The Truth About Facebook Privacy—if Zuckerberg Got Real

The social network just settled privacy charges with the FTC, and its CEO posted a lengthy non-apology on the company blog. But here’s what Mark Zuckerberg might have said if he dared to be brutally honest.

Dear Facebook Members,

Facebook has always believed in giving users complete control over how their private information gets shared. That’s why we have repeatedly faced complaints from users, and why the Federal Trade Commission investigated us and charged us with deceiving consumers, and why we now have settled those charges by agreeing to a bunch of lame-ass new rules that we will not actually follow and which would not accomplish anything even if we did.

The truth is, we have no interest in protecting your privacy, and if you still believe that we do, then you are stupider than we thought, and believe me, we already thought you were pretty stupid. Think about it. The only way our business works is if we can track what you do and sell that information to advertisers. Did you honestly not realize that?

You are not our customer. You are the product that we sell. For us to say we’re going to protect you is like the poultry industry promising to create more humane living conditions for chickens. Sure, they say that. But you know they don’t mean it.

Same with us. We will never, ever stop trying to pry data out of you. How could we? We’re a business. We’re doing this to make money. And our investors would like it very much if we can make absolutely as much money as possible. It’s simply not in our nature to stop. You know the fable about the scorpion and the frog? Yeah. It’s like that.

What’s more, I suspect you know this. You know who we are. You know what we’re up to. How could you not? How many times have we been busted for doing something creepy, and at first denied it, and then admitted it and promised to be nice guys from now on—only to turn right around and do something even worse?

Nevertheless, you stick around. Sure, you whine a lot, and you talk about leaving. But you never do, do you? Frankly, the only thing I can conclude from this is that despite all your complaining, at the end of the day you don’t really care about having your privacy invaded. You could leave any time you want. We’re not going to stop you. Nobody is putting a gun to your head and forcing you to use Facebook. But here you are.

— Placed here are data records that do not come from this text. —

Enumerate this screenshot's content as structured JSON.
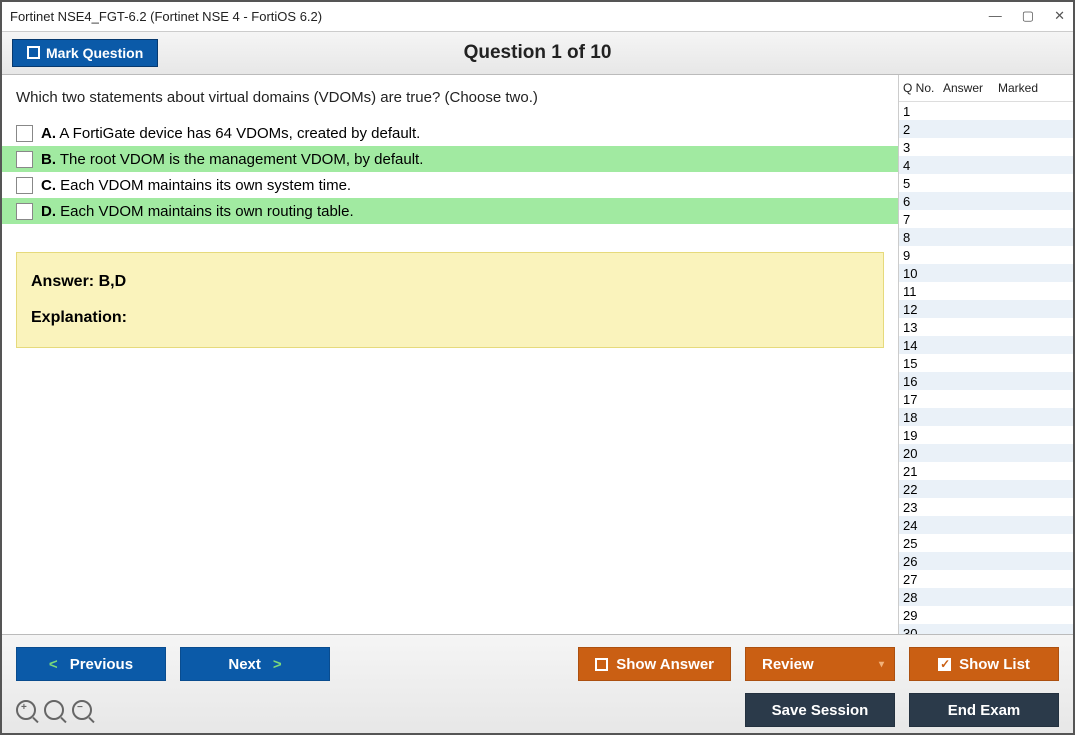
{
  "window": {
    "title": "Fortinet NSE4_FGT-6.2 (Fortinet NSE 4 - FortiOS 6.2)"
  },
  "toolbar": {
    "mark": "Mark Question"
  },
  "heading": "Question 1 of 10",
  "question": {
    "text": "Which two statements about virtual domains (VDOMs) are true? (Choose two.)"
  },
  "choices": [
    {
      "letter": "A.",
      "text": "A FortiGate device has 64 VDOMs, created by default.",
      "correct": false
    },
    {
      "letter": "B.",
      "text": "The root VDOM is the management VDOM, by default.",
      "correct": true
    },
    {
      "letter": "C.",
      "text": "Each VDOM maintains its own system time.",
      "correct": false
    },
    {
      "letter": "D.",
      "text": "Each VDOM maintains its own routing table.",
      "correct": true
    }
  ],
  "answer": {
    "title": "Answer: B,D",
    "explanation_label": "Explanation:"
  },
  "side": {
    "headers": {
      "qno": "Q No.",
      "answer": "Answer",
      "marked": "Marked"
    },
    "rows": 30
  },
  "footer": {
    "previous": "Previous",
    "next": "Next",
    "show_answer": "Show Answer",
    "review": "Review",
    "show_list": "Show List",
    "save_session": "Save Session",
    "end_exam": "End Exam"
  }
}
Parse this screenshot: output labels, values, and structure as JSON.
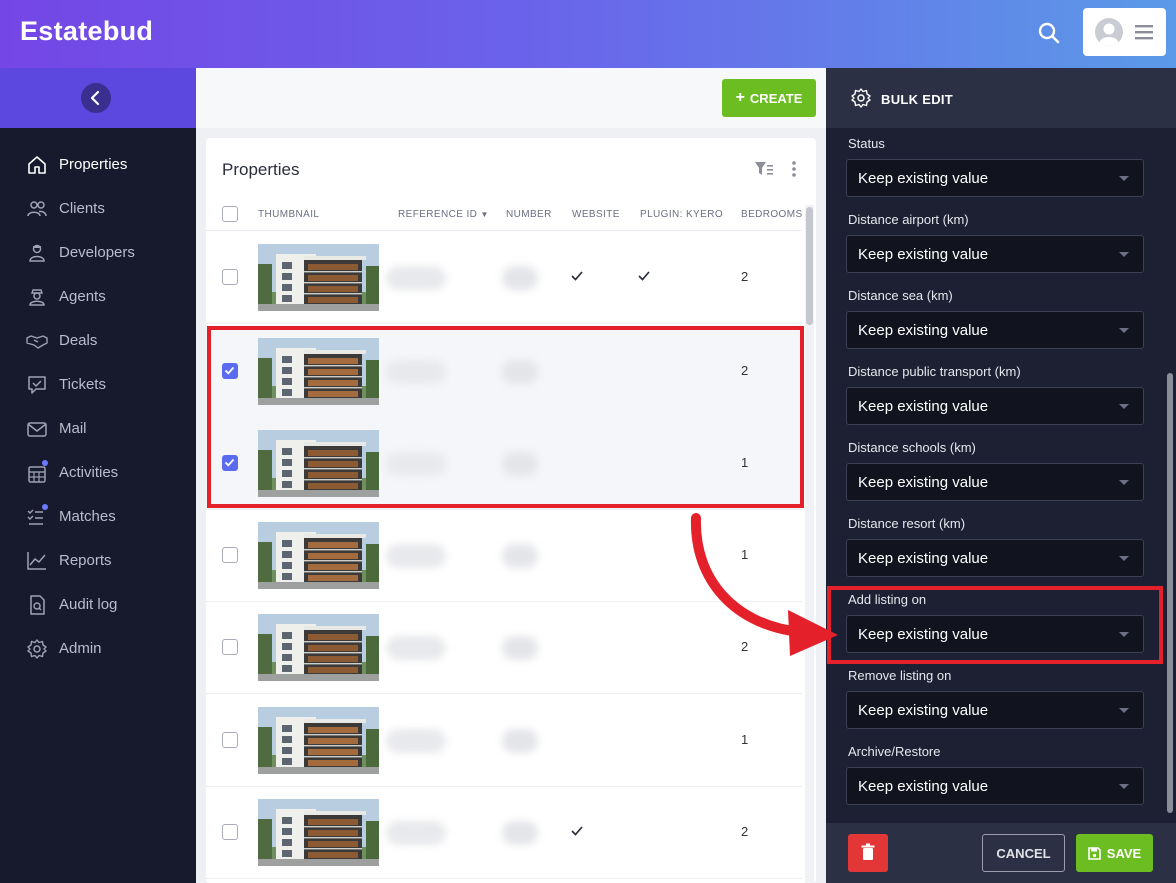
{
  "app": {
    "logo": "Estatebud"
  },
  "sidebar": {
    "items": [
      {
        "label": "Properties",
        "icon": "home-icon",
        "active": true
      },
      {
        "label": "Clients",
        "icon": "users-icon"
      },
      {
        "label": "Developers",
        "icon": "developer-icon"
      },
      {
        "label": "Agents",
        "icon": "agent-icon"
      },
      {
        "label": "Deals",
        "icon": "handshake-icon"
      },
      {
        "label": "Tickets",
        "icon": "ticket-icon"
      },
      {
        "label": "Mail",
        "icon": "mail-icon"
      },
      {
        "label": "Activities",
        "icon": "calendar-icon"
      },
      {
        "label": "Matches",
        "icon": "matches-icon"
      },
      {
        "label": "Reports",
        "icon": "chart-icon"
      },
      {
        "label": "Audit log",
        "icon": "audit-icon"
      },
      {
        "label": "Admin",
        "icon": "gear-icon"
      }
    ]
  },
  "toolbar": {
    "create_label": "CREATE"
  },
  "properties": {
    "title": "Properties",
    "columns": [
      "THUMBNAIL",
      "REFERENCE ID",
      "NUMBER",
      "WEBSITE",
      "PLUGIN: KYERO",
      "BEDROOMS"
    ],
    "rows": [
      {
        "checked": false,
        "website": true,
        "kyero": true,
        "bedrooms": "2"
      },
      {
        "checked": true,
        "website": false,
        "kyero": false,
        "bedrooms": "2"
      },
      {
        "checked": true,
        "website": false,
        "kyero": false,
        "bedrooms": "1"
      },
      {
        "checked": false,
        "website": false,
        "kyero": false,
        "bedrooms": "1"
      },
      {
        "checked": false,
        "website": false,
        "kyero": false,
        "bedrooms": "2"
      },
      {
        "checked": false,
        "website": false,
        "kyero": false,
        "bedrooms": "1"
      },
      {
        "checked": false,
        "website": true,
        "kyero": false,
        "bedrooms": "2"
      }
    ]
  },
  "bulk_edit": {
    "title": "BULK EDIT",
    "fields": [
      {
        "label": "Status",
        "value": "Keep existing value"
      },
      {
        "label": "Distance airport (km)",
        "value": "Keep existing value"
      },
      {
        "label": "Distance sea (km)",
        "value": "Keep existing value"
      },
      {
        "label": "Distance public transport (km)",
        "value": "Keep existing value"
      },
      {
        "label": "Distance schools (km)",
        "value": "Keep existing value"
      },
      {
        "label": "Distance resort (km)",
        "value": "Keep existing value"
      },
      {
        "label": "Add listing on",
        "value": "Keep existing value"
      },
      {
        "label": "Remove listing on",
        "value": "Keep existing value"
      },
      {
        "label": "Archive/Restore",
        "value": "Keep existing value"
      }
    ],
    "cancel_label": "CANCEL",
    "save_label": "SAVE"
  },
  "colors": {
    "accent_green": "#6cbd21",
    "checkbox_blue": "#5a6bf0",
    "annotation_red": "#e4202a",
    "sidebar_bg": "#171a2c"
  }
}
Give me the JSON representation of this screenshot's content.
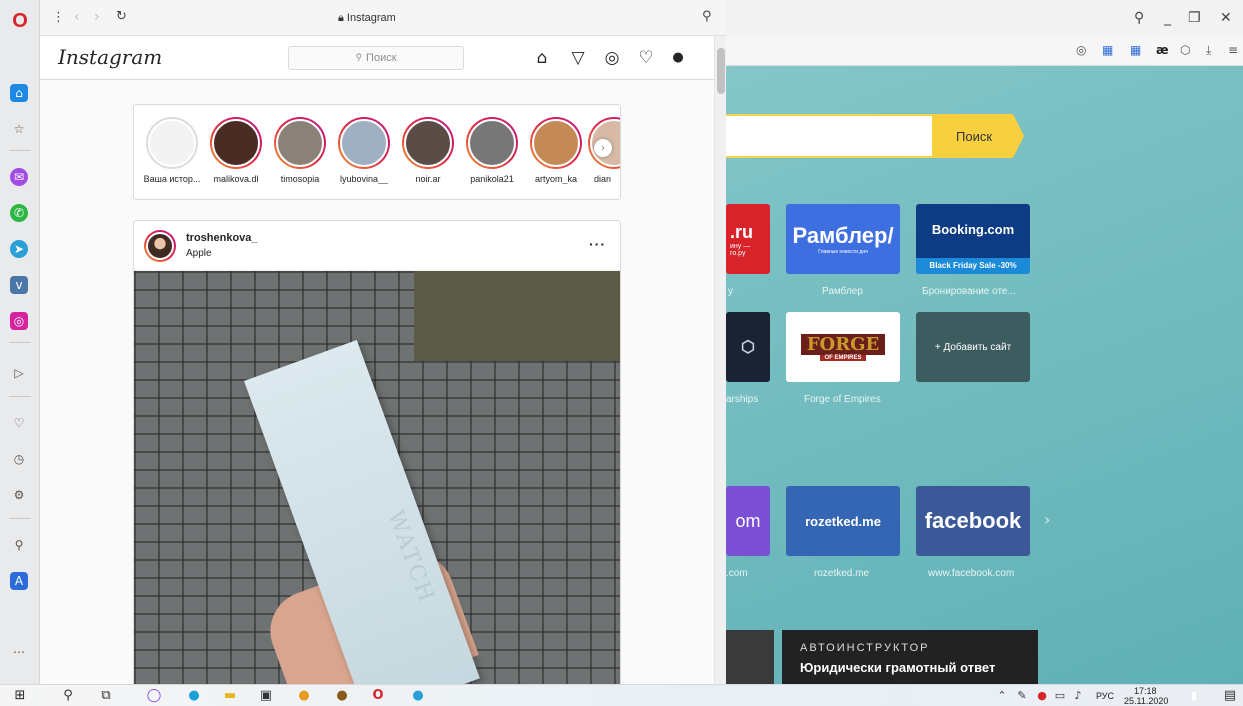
{
  "tab": {
    "title": "Instagram"
  },
  "instagram": {
    "logo": "Instagram",
    "search_placeholder": "Поиск",
    "stories": [
      {
        "name": "Ваша истор...",
        "seen": true
      },
      {
        "name": "malikova.dl",
        "seen": false
      },
      {
        "name": "timosopia",
        "seen": false
      },
      {
        "name": "lyubovina__",
        "seen": false
      },
      {
        "name": "noir.ar",
        "seen": false
      },
      {
        "name": "panikola21",
        "seen": false
      },
      {
        "name": "artyom_ka",
        "seen": false
      },
      {
        "name": "dian",
        "seen": false
      }
    ],
    "post": {
      "username": "troshenkova_",
      "location": "Apple",
      "image_text": "WATCH"
    }
  },
  "opera": {
    "search_button": "Поиск",
    "tiles": [
      {
        "title": ".ru",
        "sub": "ину —\nro.ру",
        "caption": "y"
      },
      {
        "title": "Рамблер/",
        "sub": "Главные новости дня",
        "caption": "Рамблер"
      },
      {
        "title": "Booking.com",
        "sub": "Black Friday Sale -30%",
        "caption": "Бронирование оте..."
      },
      {
        "title": "",
        "caption": "arships"
      },
      {
        "title": "FORGE",
        "sub": "OF EMPIRES",
        "caption": "Forge of Empires"
      },
      {
        "title": "+ Добавить сайт",
        "caption": ""
      },
      {
        "title": "om",
        "caption": ".com"
      },
      {
        "title": "rozetked.me",
        "caption": "rozetked.me"
      },
      {
        "title": "facebook",
        "caption": "www.facebook.com"
      }
    ],
    "ad": {
      "kicker": "АВТОИНСТРУКТОР",
      "title": "Юридически грамотный ответ"
    }
  },
  "taskbar": {
    "lang": "РУС",
    "time": "17:18",
    "date": "25.11.2020"
  },
  "colors": {
    "accent": "#f7cf3f",
    "teal_bg": "#7dc2c4",
    "opera_red": "#d8232a"
  }
}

For us to say we’re going to protect you is like the poultry industry promising to create more humane living conditions for chickens.

This isn’t just about Facebook. This is about Google, Apple, and Amazon. It’s Microsoft and Yahoo. It’s every social network, every location-based service. It’s the entire online ecosystem, this new bazillion-dollar industry, this global force that is disrupting every industry in the world by introducing a model where instead of paying for stuff with money you pay with your personal information. What are you going to do? Opt out of everything on the Internet? Good luck with that.

And you can complain all you want to government regulators, but do you really think this whole new industry is going to grind to a halt because a few hippies keep whining about privacy? Please. The FTC knows it can’t stop progress, which is why they let us off with a slap on the wrist. No fines. No penalties. No having to undo stuff we’ve already done. Just, from now on, if we make any changes, we have to let people opt in rather than forcing them to opt out. And for 20 years we have to let some independent auditor review our practices. Wow. Scary.

Here’s the truth. Privacy is a bullshit concept. Privacy was over a long time ago. But apparently the human brain can’t handle this kind of change unless it is doled out slowly, a teaspoon at a time. So we all keep living this lie and pretending that privacy exists and deserves to be protected. Fine. Whatever. We’ll play along, and gradually people will adapt. We’ll cooperate with government agencies that want to investigate us, and let them enjoy their little victory laps when they announce whatever toothless conditions they’re imposing on us.

It’s all kabuki theater, but it’s a small price to pay for the massive payday that we’re about to enjoy. As you may have seen this week, we’re planning an initial public offering of our stock. Our company is going to be worth $100 billion. That’s a whole lot of money, and to each and every one of our more than 800 million Facebook users, I want to say, thank you. By sharing your personal information—even if you did this unwittingly, or without your consent—you have done your small part to make this marvelous payday possible. Truly, and quite literally, we could not have done this without you. God bless.